Bild: Einfach mal einen durchziehen wird künftig legal, doch der Staat will mi…
Die Cannabislegalisierung kommt. Auf Seite 87 des Koalitionsvertrags
schreibt die neue Ampelregierung: „Wir führen die kontrollierte Abgabe von
Cannabis an Erwachsene zu Genusszwecken in lizenzierten Geschäften ein.“
Nun diskutieren Befürworter und Gegner über die möglichen Folgen einer
Legalisierung für die Staatskasse und den Schwarzmarkt. Werden künftig
„Dealer arbeitslos“, [1][wie die FDP 2019] forderte? Ist die Legalisierung
ein lohnendes Geschäft für den Staat?
Auf 1,8 Milliarden Euro jährlich schätzt der Ökonom Justus Haucap in einer
Studie im Auftrag des Deutschen Hanfverbands [2][die möglichen
Steuereinnahmen] nach einer Legalisierung von Cannabis. Hinzu kommen
demnach noch einmal rund 1 Milliarde Lohn- Umsatz- und Körperschaftsteuer
auf den neuen Wirtschaftszweig.
Rainer Wendt, Bundesvorsitzender der Deutschen Polizeigewerkschaft (DPolG),
warnt, dieses Modell werde nicht aufgehen: Die Legalisierung werde zu einem
„Aufblühen“ des Schwarzmarktes führen. Wenn der Staat über Steuern
mitverdienen wolle, würden die Konsumenten weiter zu den illegal
arbeitenden Dealern gehen, die den Stoff billiger anbieten. Das Beispiel
Niederlande habe gezeigt, dass illegaler Anbau und Handel, Einfuhr und
Vertrieb gestärkt werde und kriminelle Banden sich gewaltsame
Auseinandersetzungen um Marktanteile leisteten.
Aber der Verweis hinkt. Im System der Coffeeshops in den Niederlanden geht
vorne legal über den Ladentresen, was kriminelle Organisationen durch die
Hintertür anliefern, weil Großhandel und Anbau weiterhin illegal sind.
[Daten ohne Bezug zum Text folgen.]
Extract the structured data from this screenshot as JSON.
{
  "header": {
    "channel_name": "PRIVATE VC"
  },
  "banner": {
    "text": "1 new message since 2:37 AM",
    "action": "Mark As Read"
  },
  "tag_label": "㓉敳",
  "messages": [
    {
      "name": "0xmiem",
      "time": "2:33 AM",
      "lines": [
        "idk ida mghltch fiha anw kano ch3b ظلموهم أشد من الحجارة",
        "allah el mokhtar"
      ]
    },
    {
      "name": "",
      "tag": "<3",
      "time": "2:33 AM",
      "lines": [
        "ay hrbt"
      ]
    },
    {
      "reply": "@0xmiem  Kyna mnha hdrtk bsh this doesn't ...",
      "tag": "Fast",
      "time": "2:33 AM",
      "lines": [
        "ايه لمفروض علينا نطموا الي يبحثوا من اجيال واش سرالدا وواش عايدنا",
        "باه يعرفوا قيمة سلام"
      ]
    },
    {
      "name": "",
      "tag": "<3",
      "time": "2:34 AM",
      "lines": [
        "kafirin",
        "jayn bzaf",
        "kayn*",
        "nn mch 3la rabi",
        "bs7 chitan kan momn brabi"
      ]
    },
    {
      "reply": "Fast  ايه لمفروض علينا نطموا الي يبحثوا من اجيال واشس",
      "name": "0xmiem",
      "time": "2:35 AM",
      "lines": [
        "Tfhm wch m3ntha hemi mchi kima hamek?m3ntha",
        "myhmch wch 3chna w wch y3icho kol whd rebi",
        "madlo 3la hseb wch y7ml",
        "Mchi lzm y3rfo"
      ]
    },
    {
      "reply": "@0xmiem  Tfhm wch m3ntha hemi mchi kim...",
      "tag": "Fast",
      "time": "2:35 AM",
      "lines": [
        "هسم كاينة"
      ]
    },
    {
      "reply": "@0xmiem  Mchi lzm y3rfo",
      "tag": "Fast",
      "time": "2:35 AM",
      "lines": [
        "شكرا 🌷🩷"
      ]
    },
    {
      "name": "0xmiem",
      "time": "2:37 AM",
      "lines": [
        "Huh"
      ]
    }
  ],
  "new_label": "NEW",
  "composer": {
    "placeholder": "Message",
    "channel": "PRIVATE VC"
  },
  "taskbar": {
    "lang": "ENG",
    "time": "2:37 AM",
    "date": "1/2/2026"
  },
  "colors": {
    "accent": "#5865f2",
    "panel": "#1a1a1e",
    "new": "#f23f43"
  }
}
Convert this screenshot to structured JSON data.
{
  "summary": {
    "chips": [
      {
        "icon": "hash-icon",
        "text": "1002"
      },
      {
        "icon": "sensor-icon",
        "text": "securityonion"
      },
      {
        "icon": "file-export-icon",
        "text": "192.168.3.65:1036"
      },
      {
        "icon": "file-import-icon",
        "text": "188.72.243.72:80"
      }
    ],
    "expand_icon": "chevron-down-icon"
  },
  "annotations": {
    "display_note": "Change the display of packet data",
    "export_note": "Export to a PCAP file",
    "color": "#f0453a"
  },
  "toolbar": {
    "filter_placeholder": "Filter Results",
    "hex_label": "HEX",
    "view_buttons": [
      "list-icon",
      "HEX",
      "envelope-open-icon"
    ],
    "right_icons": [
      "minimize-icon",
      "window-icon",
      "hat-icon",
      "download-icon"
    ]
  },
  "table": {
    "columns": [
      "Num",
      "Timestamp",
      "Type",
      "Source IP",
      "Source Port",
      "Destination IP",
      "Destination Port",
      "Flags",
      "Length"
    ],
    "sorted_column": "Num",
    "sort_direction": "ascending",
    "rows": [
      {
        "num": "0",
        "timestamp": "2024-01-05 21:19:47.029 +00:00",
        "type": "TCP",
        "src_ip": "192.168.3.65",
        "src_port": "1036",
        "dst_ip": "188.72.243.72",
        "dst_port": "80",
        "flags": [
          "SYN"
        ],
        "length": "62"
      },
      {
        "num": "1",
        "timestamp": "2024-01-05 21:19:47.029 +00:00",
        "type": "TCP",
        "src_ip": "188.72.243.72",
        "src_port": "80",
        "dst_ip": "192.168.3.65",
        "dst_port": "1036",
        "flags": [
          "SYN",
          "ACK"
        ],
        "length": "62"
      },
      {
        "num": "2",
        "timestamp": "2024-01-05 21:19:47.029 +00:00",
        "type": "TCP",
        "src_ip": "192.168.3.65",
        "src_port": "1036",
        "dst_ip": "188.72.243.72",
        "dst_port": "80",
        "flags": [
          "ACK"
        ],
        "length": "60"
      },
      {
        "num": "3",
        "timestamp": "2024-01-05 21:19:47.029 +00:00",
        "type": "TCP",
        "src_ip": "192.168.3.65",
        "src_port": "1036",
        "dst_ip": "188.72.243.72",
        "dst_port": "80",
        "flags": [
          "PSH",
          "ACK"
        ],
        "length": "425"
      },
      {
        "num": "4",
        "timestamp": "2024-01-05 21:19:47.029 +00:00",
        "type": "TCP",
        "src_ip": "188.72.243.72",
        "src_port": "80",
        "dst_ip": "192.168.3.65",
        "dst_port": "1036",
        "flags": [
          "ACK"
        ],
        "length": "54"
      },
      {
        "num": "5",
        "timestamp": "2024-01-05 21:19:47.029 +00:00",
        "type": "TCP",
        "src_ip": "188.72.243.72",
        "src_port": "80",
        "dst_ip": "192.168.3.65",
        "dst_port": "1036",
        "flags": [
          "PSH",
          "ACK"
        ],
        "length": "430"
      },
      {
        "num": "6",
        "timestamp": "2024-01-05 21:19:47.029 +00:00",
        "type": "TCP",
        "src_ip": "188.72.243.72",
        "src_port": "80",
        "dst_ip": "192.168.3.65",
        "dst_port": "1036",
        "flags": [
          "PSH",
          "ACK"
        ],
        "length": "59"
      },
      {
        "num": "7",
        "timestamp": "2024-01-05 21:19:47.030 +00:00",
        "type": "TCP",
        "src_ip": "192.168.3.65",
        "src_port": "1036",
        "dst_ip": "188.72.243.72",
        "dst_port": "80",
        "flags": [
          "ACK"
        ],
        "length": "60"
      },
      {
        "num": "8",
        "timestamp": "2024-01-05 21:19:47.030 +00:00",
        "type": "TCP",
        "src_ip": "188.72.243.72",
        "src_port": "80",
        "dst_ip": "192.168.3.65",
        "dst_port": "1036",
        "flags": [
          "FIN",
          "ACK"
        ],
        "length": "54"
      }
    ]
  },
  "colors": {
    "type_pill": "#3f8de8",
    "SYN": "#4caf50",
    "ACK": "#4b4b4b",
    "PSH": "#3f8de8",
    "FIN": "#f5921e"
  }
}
Mittlerweile denken die Holländer selbst über eine neue Politik nach. So
soll in einem vierjährigen Pilotprojekt in zehn Städten demnächst
ausschließlich Marihuana aus lizenzierten und behördlich überwachten
Anlagen verkauft werden, „Staatsmarihuana“ sozusagen.
## Gemischte Erfahrungen in anderen Ländern
Auch jene Länder, die Cannabis erst in den vergangenen Jahren
legalisierten, setzen auf andere Systeme: Sie kontrollieren den Verkauf in
offiziellen Geschäften, aber auch den Anbau – wenn auch mit
unterschiedlichen Richtlinien. So darf in den 18 US-Bundesstaaten, in denen
Cannabis seit 2012 sukzessive legalisiert wurde, fast alles gehandelt
werden, was bereits vorher auf dem Schwarzmarkt zu haben war – viele dieser
Produkte sind hochpotent. In Kanada müssen legal gehandelte
Cannabisprodukte einheitlich verpackt sein, nur von der Regierung geprüfte
Ware geht in den offiziellen Geschäften über den Ladentisch – aber erlaubt
ist nur ein bestimmter Gehalt von THC, dem wichtigsten psychoaktiven
Cannabiswirkstoff.
Die Ampelkoalition hat bisher keine weiteren Details zu ihrer
Cannabispolitik verlautbart, außer dass durch den Verkauf in „lizenzierten
Geschäften“ gesichert werden soll, dass „die Qualität kontrolliert und die
Weitergabe verunreinigter Substanzen verhindert wird“. Doch dass der
„Schwarzmarkt ausgetrocknet“ wird, ist bereits im Wahlprogramm der Grünen
erklärtes Ziel. „Der gesamte Wirtschaftsverkehr für Cannabis (Anbau,
Verarbeitung, Transport, Im- und Export, Groß- und Einzelhandel) wird
gesetzlich reguliert und unter Genehmigungsvorhalt gestellt.“ Die Grünen
verweisen ausdrücklich auf das kanadische Modell.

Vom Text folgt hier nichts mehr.